The Founders wrote at length against pure democracy, which as one wag noted, “is two wolves and a sheep deciding on what’s for dinner.” That may be fine for the wolves today, but when three hunters enter the equation tomorrow, not so much. And when five PETA members enter the fray the day after…? And ten cattle ranchers the day after that…?
Ultimately, it means that the American experiment, based on limited government, free markets, individual liberty and a Constitution which provided a foundation for the rule of law…is finished.
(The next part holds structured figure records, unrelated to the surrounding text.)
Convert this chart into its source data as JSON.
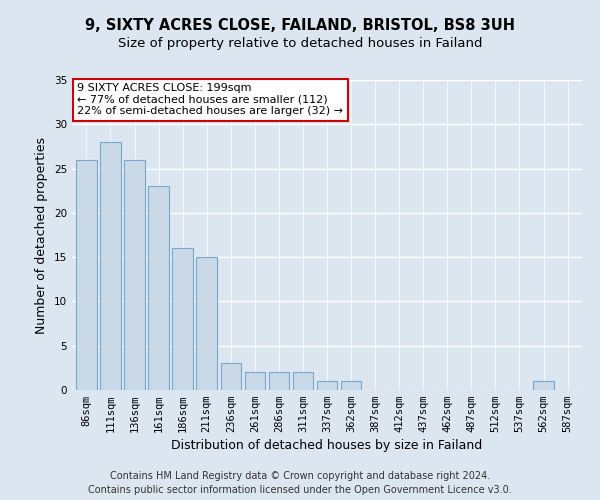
{
  "title": "9, SIXTY ACRES CLOSE, FAILAND, BRISTOL, BS8 3UH",
  "subtitle": "Size of property relative to detached houses in Failand",
  "xlabel": "Distribution of detached houses by size in Failand",
  "ylabel": "Number of detached properties",
  "categories": [
    "86sqm",
    "111sqm",
    "136sqm",
    "161sqm",
    "186sqm",
    "211sqm",
    "236sqm",
    "261sqm",
    "286sqm",
    "311sqm",
    "337sqm",
    "362sqm",
    "387sqm",
    "412sqm",
    "437sqm",
    "462sqm",
    "487sqm",
    "512sqm",
    "537sqm",
    "562sqm",
    "587sqm"
  ],
  "values": [
    26,
    28,
    26,
    23,
    16,
    15,
    3,
    2,
    2,
    2,
    1,
    1,
    0,
    0,
    0,
    0,
    0,
    0,
    0,
    1,
    0
  ],
  "bar_color": "#c9d9e8",
  "bar_edge_color": "#7aa8c8",
  "annotation_text": "9 SIXTY ACRES CLOSE: 199sqm\n← 77% of detached houses are smaller (112)\n22% of semi-detached houses are larger (32) →",
  "annotation_box_color": "#ffffff",
  "annotation_box_edge_color": "#cc0000",
  "ylim": [
    0,
    35
  ],
  "yticks": [
    0,
    5,
    10,
    15,
    20,
    25,
    30,
    35
  ],
  "background_color": "#dce6f0",
  "plot_bg_color": "#dce6f0",
  "grid_color": "#ffffff",
  "footer": "Contains HM Land Registry data © Crown copyright and database right 2024.\nContains public sector information licensed under the Open Government Licence v3.0.",
  "title_fontsize": 10.5,
  "subtitle_fontsize": 9.5,
  "axis_label_fontsize": 9,
  "tick_fontsize": 7.5,
  "annotation_fontsize": 8,
  "footer_fontsize": 7
}
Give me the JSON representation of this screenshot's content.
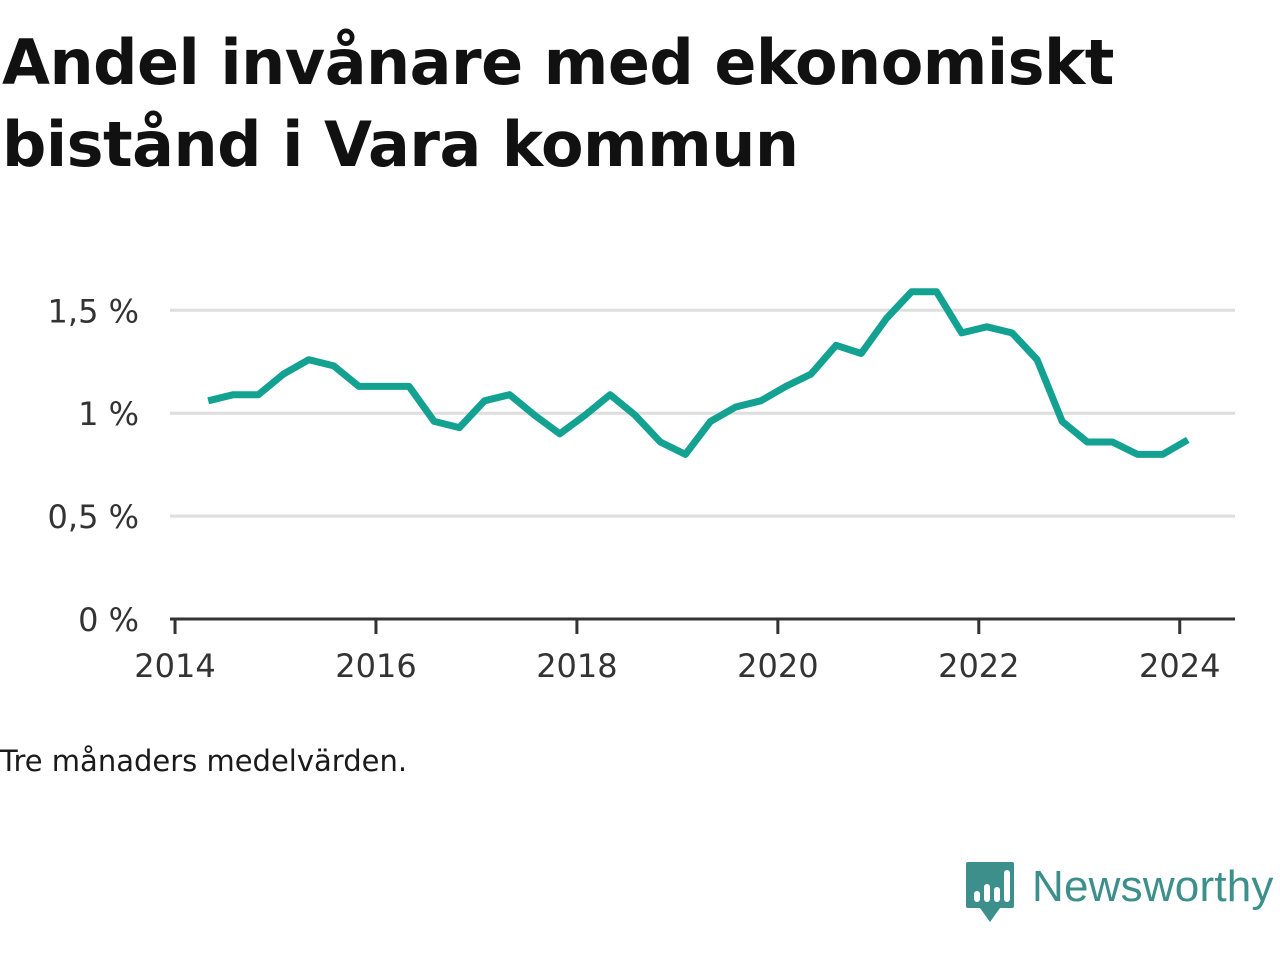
{
  "title": "Andel invånare med ekonomiskt bistånd i Vara kommun",
  "note": "Tre månaders medelvärden.",
  "brand": {
    "name": "Newsworthy",
    "icon": "bar-chart-speech-bubble-icon",
    "color": "#3c8f8a"
  },
  "chart_data": {
    "type": "line",
    "title": "Andel invånare med ekonomiskt bistånd i Vara kommun",
    "xlabel": "",
    "ylabel": "",
    "xlim": [
      2013.95,
      2024.55
    ],
    "ylim": [
      0,
      1.55
    ],
    "x_ticks": [
      2014,
      2016,
      2018,
      2020,
      2022,
      2024
    ],
    "x_tick_labels": [
      "2014",
      "2016",
      "2018",
      "2020",
      "2022",
      "2024"
    ],
    "y_ticks": [
      0,
      0.5,
      1,
      1.5
    ],
    "y_tick_labels": [
      "0 %",
      "0,5 %",
      "1 %",
      "1,5 %"
    ],
    "grid": true,
    "legend": "none",
    "series": [
      {
        "color": "#13a192",
        "points": [
          [
            2014.33,
            1.06
          ],
          [
            2014.58,
            1.09
          ],
          [
            2014.83,
            1.09
          ],
          [
            2015.08,
            1.19
          ],
          [
            2015.33,
            1.26
          ],
          [
            2015.58,
            1.23
          ],
          [
            2015.83,
            1.13
          ],
          [
            2016.08,
            1.13
          ],
          [
            2016.33,
            1.13
          ],
          [
            2016.58,
            0.96
          ],
          [
            2016.83,
            0.93
          ],
          [
            2017.08,
            1.06
          ],
          [
            2017.33,
            1.09
          ],
          [
            2017.58,
            0.99
          ],
          [
            2017.83,
            0.9
          ],
          [
            2018.08,
            0.99
          ],
          [
            2018.33,
            1.09
          ],
          [
            2018.58,
            0.99
          ],
          [
            2018.83,
            0.86
          ],
          [
            2019.08,
            0.8
          ],
          [
            2019.33,
            0.96
          ],
          [
            2019.58,
            1.03
          ],
          [
            2019.83,
            1.06
          ],
          [
            2020.08,
            1.13
          ],
          [
            2020.33,
            1.19
          ],
          [
            2020.58,
            1.33
          ],
          [
            2020.83,
            1.29
          ],
          [
            2021.08,
            1.46
          ],
          [
            2021.33,
            1.59
          ],
          [
            2021.58,
            1.59
          ],
          [
            2021.83,
            1.39
          ],
          [
            2022.08,
            1.42
          ],
          [
            2022.33,
            1.39
          ],
          [
            2022.58,
            1.26
          ],
          [
            2022.83,
            0.96
          ],
          [
            2023.08,
            0.86
          ],
          [
            2023.33,
            0.86
          ],
          [
            2023.58,
            0.8
          ],
          [
            2023.83,
            0.8
          ],
          [
            2024.08,
            0.87
          ]
        ]
      }
    ]
  }
}
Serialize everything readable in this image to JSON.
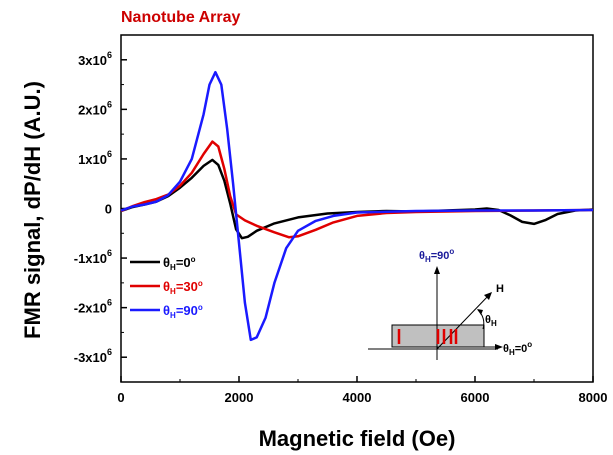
{
  "chart_data": {
    "type": "line",
    "title": "Nanotube Array",
    "xlabel": "Magnetic field (Oe)",
    "ylabel": "FMR signal, dP/dH (A.U.)",
    "xlim": [
      0,
      8000
    ],
    "ylim": [
      -3500000,
      3500000
    ],
    "x_ticks": [
      0,
      2000,
      4000,
      6000,
      8000
    ],
    "x_tick_labels": [
      "0",
      "2000",
      "4000",
      "6000",
      "8000"
    ],
    "y_ticks": [
      3000000,
      2000000,
      1000000,
      0,
      -1000000,
      -2000000,
      -3000000
    ],
    "y_tick_labels": [
      {
        "base": "3x10",
        "exp": "6"
      },
      {
        "base": "2x10",
        "exp": "6"
      },
      {
        "base": "1x10",
        "exp": "6"
      },
      {
        "base": "0",
        "exp": ""
      },
      {
        "base": "-1x10",
        "exp": "6"
      },
      {
        "base": "-2x10",
        "exp": "6"
      },
      {
        "base": "-3x10",
        "exp": "6"
      }
    ],
    "grid": false,
    "legend_position": "lower-left",
    "series": [
      {
        "label": {
          "theta": "θ",
          "sub": "H",
          "rest": "=0",
          "deg": "o"
        },
        "color": "#000000",
        "points": [
          [
            0,
            -50000
          ],
          [
            200,
            30000
          ],
          [
            400,
            80000
          ],
          [
            600,
            140000
          ],
          [
            800,
            250000
          ],
          [
            1000,
            420000
          ],
          [
            1200,
            620000
          ],
          [
            1400,
            860000
          ],
          [
            1550,
            980000
          ],
          [
            1650,
            880000
          ],
          [
            1750,
            560000
          ],
          [
            1850,
            100000
          ],
          [
            1950,
            -420000
          ],
          [
            2050,
            -600000
          ],
          [
            2150,
            -570000
          ],
          [
            2300,
            -450000
          ],
          [
            2600,
            -300000
          ],
          [
            3000,
            -180000
          ],
          [
            3500,
            -100000
          ],
          [
            4000,
            -70000
          ],
          [
            4500,
            -50000
          ],
          [
            5000,
            -60000
          ],
          [
            5500,
            -40000
          ],
          [
            6000,
            -20000
          ],
          [
            6200,
            0
          ],
          [
            6400,
            -30000
          ],
          [
            6600,
            -140000
          ],
          [
            6800,
            -270000
          ],
          [
            7000,
            -310000
          ],
          [
            7200,
            -230000
          ],
          [
            7400,
            -110000
          ],
          [
            7700,
            -40000
          ],
          [
            8000,
            -20000
          ]
        ]
      },
      {
        "label": {
          "theta": "θ",
          "sub": "H",
          "rest": "=30",
          "deg": "o"
        },
        "color": "#e00000",
        "points": [
          [
            0,
            -50000
          ],
          [
            200,
            50000
          ],
          [
            400,
            130000
          ],
          [
            600,
            190000
          ],
          [
            800,
            280000
          ],
          [
            1000,
            460000
          ],
          [
            1200,
            720000
          ],
          [
            1400,
            1100000
          ],
          [
            1550,
            1350000
          ],
          [
            1650,
            1250000
          ],
          [
            1750,
            800000
          ],
          [
            1850,
            250000
          ],
          [
            1950,
            -120000
          ],
          [
            2100,
            -240000
          ],
          [
            2300,
            -350000
          ],
          [
            2600,
            -480000
          ],
          [
            2850,
            -580000
          ],
          [
            3000,
            -560000
          ],
          [
            3300,
            -430000
          ],
          [
            3600,
            -280000
          ],
          [
            4000,
            -150000
          ],
          [
            4500,
            -90000
          ],
          [
            5000,
            -70000
          ],
          [
            6000,
            -50000
          ],
          [
            7000,
            -40000
          ],
          [
            8000,
            -30000
          ]
        ]
      },
      {
        "label": {
          "theta": "θ",
          "sub": "H",
          "rest": "=90",
          "deg": "o"
        },
        "color": "#1a1aff",
        "points": [
          [
            0,
            -40000
          ],
          [
            200,
            40000
          ],
          [
            400,
            80000
          ],
          [
            600,
            140000
          ],
          [
            800,
            270000
          ],
          [
            1000,
            540000
          ],
          [
            1200,
            1000000
          ],
          [
            1400,
            1900000
          ],
          [
            1500,
            2500000
          ],
          [
            1600,
            2750000
          ],
          [
            1700,
            2500000
          ],
          [
            1800,
            1600000
          ],
          [
            1900,
            500000
          ],
          [
            2000,
            -700000
          ],
          [
            2100,
            -1900000
          ],
          [
            2200,
            -2650000
          ],
          [
            2300,
            -2600000
          ],
          [
            2450,
            -2200000
          ],
          [
            2600,
            -1500000
          ],
          [
            2800,
            -800000
          ],
          [
            3000,
            -450000
          ],
          [
            3300,
            -250000
          ],
          [
            3600,
            -150000
          ],
          [
            4000,
            -80000
          ],
          [
            5000,
            -50000
          ],
          [
            6000,
            -40000
          ],
          [
            7000,
            -40000
          ],
          [
            8000,
            -30000
          ]
        ]
      }
    ],
    "inset": {
      "label_90": {
        "theta": "θ",
        "sub": "H",
        "rest": "=90",
        "deg": "o"
      },
      "label_0": {
        "theta": "θ",
        "sub": "H",
        "rest": "=0",
        "deg": "o"
      },
      "label_h": "H",
      "label_theta": {
        "theta": "θ",
        "sub": "H"
      }
    }
  }
}
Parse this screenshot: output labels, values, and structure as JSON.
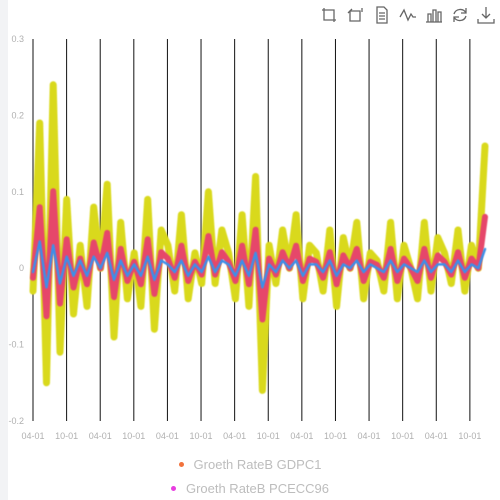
{
  "toolbox": {
    "icons": [
      "zoom-area-icon",
      "zoom-reset-icon",
      "data-view-icon",
      "line-chart-icon",
      "bar-chart-icon",
      "restore-icon",
      "save-image-icon"
    ]
  },
  "chart_data": {
    "type": "line",
    "title": "",
    "xlabel": "",
    "ylabel": "",
    "ylim": [
      -0.2,
      0.3
    ],
    "yticks": [
      "-0.2",
      "-0.1",
      "0",
      "0.1",
      "0.2",
      "0.3"
    ],
    "xtick_labels": [
      "04-01",
      "10-01",
      "04-01",
      "10-01",
      "04-01",
      "10-01",
      "04-01",
      "10-01",
      "04-01",
      "10-01",
      "04-01",
      "10-01",
      "04-01",
      "10-01"
    ],
    "grid": "vertical",
    "legend_position": "bottom-center",
    "colors": {
      "yellow_band": "#d9d91a",
      "red_band": "#e6476a",
      "blue_line": "#3d8fe8"
    },
    "series": [
      {
        "name": "Groeth RateB GDPC1",
        "legend_color": "#f2723c",
        "values": [
          -0.03,
          0.19,
          -0.15,
          0.24,
          -0.11,
          0.09,
          -0.06,
          0.03,
          -0.05,
          0.08,
          0.0,
          0.11,
          -0.09,
          0.06,
          -0.04,
          0.02,
          -0.05,
          0.09,
          -0.08,
          0.05,
          0.03,
          -0.03,
          0.07,
          -0.04,
          0.02,
          -0.02,
          0.1,
          -0.02,
          0.05,
          0.02,
          -0.04,
          0.07,
          -0.05,
          0.12,
          -0.16,
          0.03,
          -0.02,
          0.05,
          0.0,
          0.07,
          -0.04,
          0.03,
          0.02,
          -0.03,
          0.05,
          -0.05,
          0.04,
          0.0,
          0.06,
          -0.04,
          0.02,
          0.01,
          -0.03,
          0.06,
          -0.04,
          0.03,
          0.0,
          -0.04,
          0.06,
          -0.03,
          0.04,
          0.02,
          -0.02,
          0.05,
          -0.03,
          0.03,
          0.0,
          0.16
        ]
      },
      {
        "name": "Groeth RateB PCECC96",
        "legend_color": "#e83ee0",
        "values": [
          -0.01,
          0.07,
          -0.05,
          0.06,
          -0.04,
          0.03,
          -0.02,
          0.02,
          -0.02,
          0.03,
          0.0,
          0.04,
          -0.03,
          0.02,
          -0.02,
          0.01,
          -0.02,
          0.03,
          -0.03,
          0.02,
          0.01,
          -0.01,
          0.02,
          -0.02,
          0.01,
          -0.01,
          0.03,
          -0.01,
          0.02,
          0.01,
          -0.02,
          0.02,
          -0.02,
          0.04,
          -0.05,
          0.01,
          -0.01,
          0.02,
          0.0,
          0.02,
          -0.02,
          0.01,
          0.01,
          -0.01,
          0.02,
          -0.02,
          0.01,
          0.0,
          0.02,
          -0.01,
          0.01,
          0.0,
          -0.01,
          0.02,
          -0.01,
          0.01,
          0.0,
          -0.01,
          0.02,
          -0.01,
          0.01,
          0.01,
          -0.01,
          0.02,
          -0.01,
          0.01,
          0.0,
          0.05
        ]
      }
    ]
  }
}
We have become a democracy in fact, instead of the republic that was established, and the federal government is but a tool of the mob’s obsession with “the discontents of the day.” Justice Story knew, 180 years ago, that this could happen –
The structure [of our nation] has been erected by architects of consummate skill and fidelity; its foundations are solid. . .and its defences are impregnable from without. . .It may, nevertheless, perish in an hour by the folly, or corruption, or negligence of its only keepers, THE PEOPLE. Republics are created by the virtue, public spirit, and intelligence of the citizens. They fall, when the wise are banished from the public councils, because they dare to be honest, and the profligate are rewarded, because they flatter the people…in order to betray them.